[xmca] Concepts In Heads

From: David Kellogg (vaughndogblack@yahoo.com)
Date: Thu Mar 08 2007 - 14:45:14 PST


Dear Andy and Martin:
   
  Janet writes about a man in a mysterious room who suddenly notices in the wall a face staring at him. He is horrified, then intrigued, and at last relieved to discover it is only a mirror. But it is the relief which is an illusion, for the face reflected is not his own.
   
  Actually, Janet hated the word "reflection". For him it is the ultimate weasel word. When people say that consciousness is a "reflection" of the outside world, they have merely blamed consciousness on something outside the mind, not explained it.
   
  Yet we find that "reflection" is precisely the word that Engels uses to describe how concepts of (not "in" but "of") the outside world are formed in the human mind (the concept he uses is dialectics). The quotation from Engels that ends "Mind in Society" (which I think is a mistranslation) is an example of this.
   
  One of the good things that came out of the dispute with Wertsch over "internalization" and "appropriation" (and why not "acquisition", if we want a property metaphor) of concepts is a very clear realization that there is no way to use words to overcome dualism, because any word can be used in a dualistic way. Whether we use the word "reflection" or "internalization" or "interiorization" or "in" or "of") is not in the end very important, because ALL of these words can be used in a dualistic way (as products opposed to other products).
   
  But these words can also be used in a monist way (as processes which connect a state that is more one thing with a state that is more the other). I think that's what Engels was doing with "reflection" and I think that is what Vygotsky's doing with "internalization".
   
  "Wood" is neither a material reality nor a concept. It's an English word. When I said that what is in the block is not a concept but wood, I was using this word to refer to the matter of which Martin is going to construct his Ach blocks as opposed to an abstract concept. Yes, it is possible for one to become interiorized as the other, but no it is not a matter of internalizing matter, or even DIRECTLY internalizing a word. It is, nevertheless, a process that Vygotsky described as internalization.
   
  In contrast, if I were to say something like "I prefer wood coffee tables to glass ones", then I am referring to an abstract concept, and if somebody heard me say this and offered me a choice between a beer-stained piece of rec-room furniture and an expensive Danish coffee table made of Venetian glass I might well take the latter.
   
  Andy suggests that if I use the word "internalization" I MUST be using it in a dualistic way, and that is more or less how I understand Wertsch's criticism of LSV in "Vygotsky and the Social Construction of Mind". I don't see why that's so.
   
  In fact, when LSV argues that BEFORE the process of internalization there essentially IS no mind, that internalization is what actually CREATES the mental plane, it seems to me this is a clearly NON-dualistic use of "internalization". Of course, he uses words to express it, and words can and inevitably ARE interpreted dualistically by those who are so inclined.
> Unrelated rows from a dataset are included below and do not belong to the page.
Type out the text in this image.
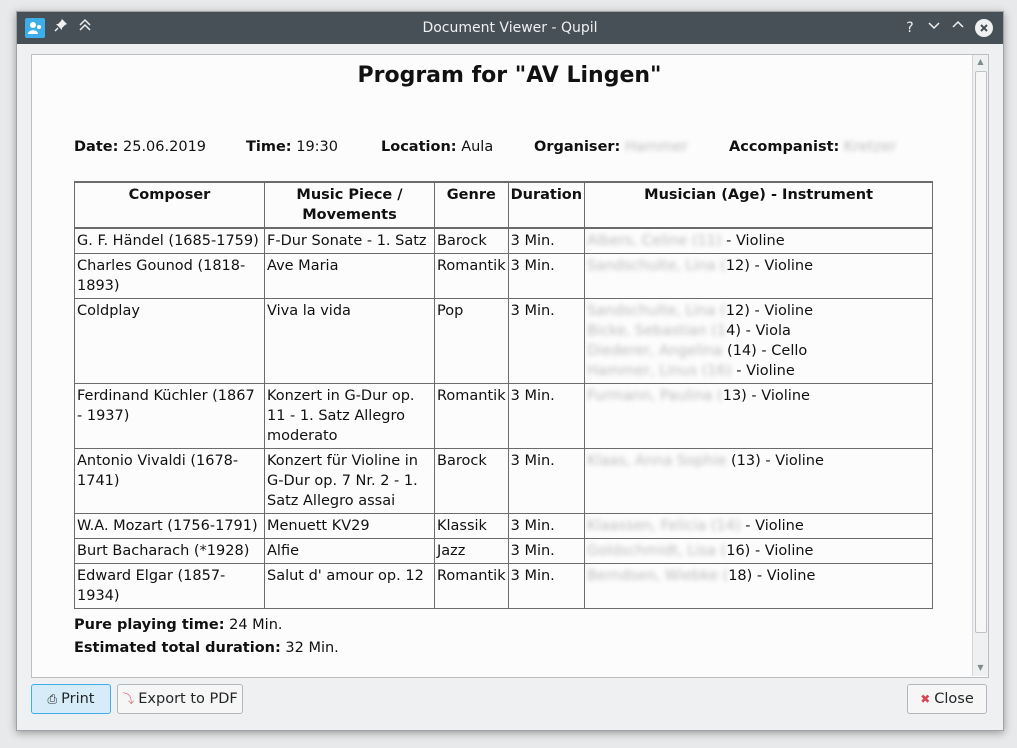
Document Viewer - Qupil	?
Program for "AV Lingen"
Date: 25.06.2019	Time: 19:30	Location: Aula	Organiser: Hammer	Accompanist: Kretzer
Composer	Music Piece / Movements	Genre	Duration	Musician (Age) - Instrument
G. F. Händel (1685-1759)	F-Dur Sonate - 1. Satz	Barock	3 Min.	Albers, Celine (11) - Violine

Charles Gounod (1818-1893)	Ave Maria	Romantik	3 Min.	Sandschulte, Lina (12) - Violine

Coldplay	Viva la vida	Pop	3 Min.	Sandschulte, Lina (12) - Violine
Bicke, Sebastian (14) - Viola
Diederer, Angelina (14) - Cello
Hammer, Linus (16) - Violine

Ferdinand Küchler (1867 - 1937)	Konzert in G-Dur op. 11 - 1. Satz Allegro moderato	Romantik	3 Min.	Furmann, Paulina (13) - Violine

Antonio Vivaldi (1678-1741)	Konzert für Violine in G-Dur op. 7 Nr. 2 - 1. Satz Allegro assai	Barock	3 Min.	Klaas, Anna Sophie (13) - Violine

W.A. Mozart (1756-1791)	Menuett KV29	Klassik	3 Min.	Klaassen, Felicia (14) - Violine

Burt Bacharach (*1928)	Alfie	Jazz	3 Min.	Goldschmidt, Lisa (16) - Violine

Edward Elgar (1857-1934)	Salut d' amour op. 12	Romantik	3 Min.	Berndsen, Wiebke (18) - Violine
Pure playing time: 24 Min.
Estimated total duration: 32 Min.
▲
▼
⎙ Print	⤵ Export to PDF	✖ Close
But I'm actually grateful that he uses words I can (mis)understand; it's bad enough that they're in Russian.
   
  There is an undoubtedly apocryphal story about a very loud discussion in a New York cafe between Rothko, Pollock, de Kooning and a few other of the greats of abstract expressionism back in the fifties. The discussion was about whether one should sign one's paintings or not. Some argued that it was vain and egocentric to sign paintings, and others argued that it was merely unnecessary, since every brush stroke screamed your name anyway. Still others argued, doubtless correctly, that this last thought was vain.
   
  The dealer (who doubtless had a vested interest here) cut in at the end and said something like "Cut it out, guys. If you are a vain person, then it is vain to sign your paintings and it is vain to not sign your painting, but if you are not a vain person then it is not vain to not sign your paintings and it is not vain to sign them either."